Image credit: Carnegie Mellon University
We already know that GPS systems can make traffic flow more smoothly, they can help you drive more fuel efficiently, and they can even be applied to track global problems like climate change or water scarcity. But what if they could also be used to make your actual car smarter too? Researchers at Carnegie Mellon believe that combining GPS with batteries, supercapacitors and regenerative braking could provide a huge boost to electric vehicle efficiency in an urban environment. Now I'll be the first to admit that I am no physics or computing genius, but the basic principles behind the CREATE Charge Car project seem sound, if not revolutionary. What if, rather than engineering electric vehicles to be the best possible compromise for your average driver, we instead created vehicles that could learn and optimize their performance according to the drivers' specific commute, and even driving style.
By tracking elevation information and GPS mapping, the researchers have shown that it is possible to create "learning" regenerative braking systems that optimize the flow of energy between the motor, batteries and a supercapacitor that acts as a buffer between the batteries and the motor—limiting the strain on batteries that do not like to be charged and drained in quick succession. (By optimizing the size of the supercapacitor to the average urban commute, they were able to keep it to 1/500th the size of the battery.)

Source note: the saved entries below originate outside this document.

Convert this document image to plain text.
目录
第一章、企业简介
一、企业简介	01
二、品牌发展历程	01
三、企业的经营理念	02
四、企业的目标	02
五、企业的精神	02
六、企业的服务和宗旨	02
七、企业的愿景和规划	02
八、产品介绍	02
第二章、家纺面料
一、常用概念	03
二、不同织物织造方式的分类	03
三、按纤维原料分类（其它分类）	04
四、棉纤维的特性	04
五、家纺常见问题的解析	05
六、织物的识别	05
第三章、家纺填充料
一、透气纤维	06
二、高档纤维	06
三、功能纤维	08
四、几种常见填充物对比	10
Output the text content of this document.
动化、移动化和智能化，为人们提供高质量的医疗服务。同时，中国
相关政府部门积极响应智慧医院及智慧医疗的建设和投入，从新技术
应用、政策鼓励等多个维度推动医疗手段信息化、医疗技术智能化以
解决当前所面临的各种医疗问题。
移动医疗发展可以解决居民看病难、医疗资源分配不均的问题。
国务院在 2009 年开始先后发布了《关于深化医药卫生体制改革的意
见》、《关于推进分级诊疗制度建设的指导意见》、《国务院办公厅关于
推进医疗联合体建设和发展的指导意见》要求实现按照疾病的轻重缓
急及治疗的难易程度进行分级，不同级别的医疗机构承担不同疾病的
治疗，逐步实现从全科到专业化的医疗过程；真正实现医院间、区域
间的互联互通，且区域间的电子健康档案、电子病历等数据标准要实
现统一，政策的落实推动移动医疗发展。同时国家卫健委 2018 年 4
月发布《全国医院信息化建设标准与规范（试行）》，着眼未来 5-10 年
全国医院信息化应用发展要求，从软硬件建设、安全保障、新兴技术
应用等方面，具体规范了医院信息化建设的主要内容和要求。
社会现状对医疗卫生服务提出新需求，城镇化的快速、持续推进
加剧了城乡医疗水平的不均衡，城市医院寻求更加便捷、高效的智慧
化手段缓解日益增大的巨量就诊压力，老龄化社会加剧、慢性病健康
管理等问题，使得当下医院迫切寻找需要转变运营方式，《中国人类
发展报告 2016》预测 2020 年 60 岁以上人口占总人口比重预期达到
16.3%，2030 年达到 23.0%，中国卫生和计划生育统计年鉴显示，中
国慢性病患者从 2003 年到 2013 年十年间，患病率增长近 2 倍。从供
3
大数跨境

In theory, the GPS could even track everything from upcoming traffic conditions, and even whether traffic lights are red or green, and adjust the flow of power accordingly. The result, say the researchers, is that EVs can be designed to use almost exclusively regenerative braking - recapturing a huge amount of the energy that is normally lost in city driving. (Most hybrids and EVs currently only capture a small proportion of energy back from regenerative braking.) This type of system would also result in increased battery life—and with batteries making up a major part of the cost of electric vehicle ownership, that can only be a good thing.
As is so often the case in sustainable design—if we take the time to think past simply finding drop-in replacements for our current modes of transportation, sources of energy, housing systems or anything else, we can create opportunities for much mroe radical and positive change.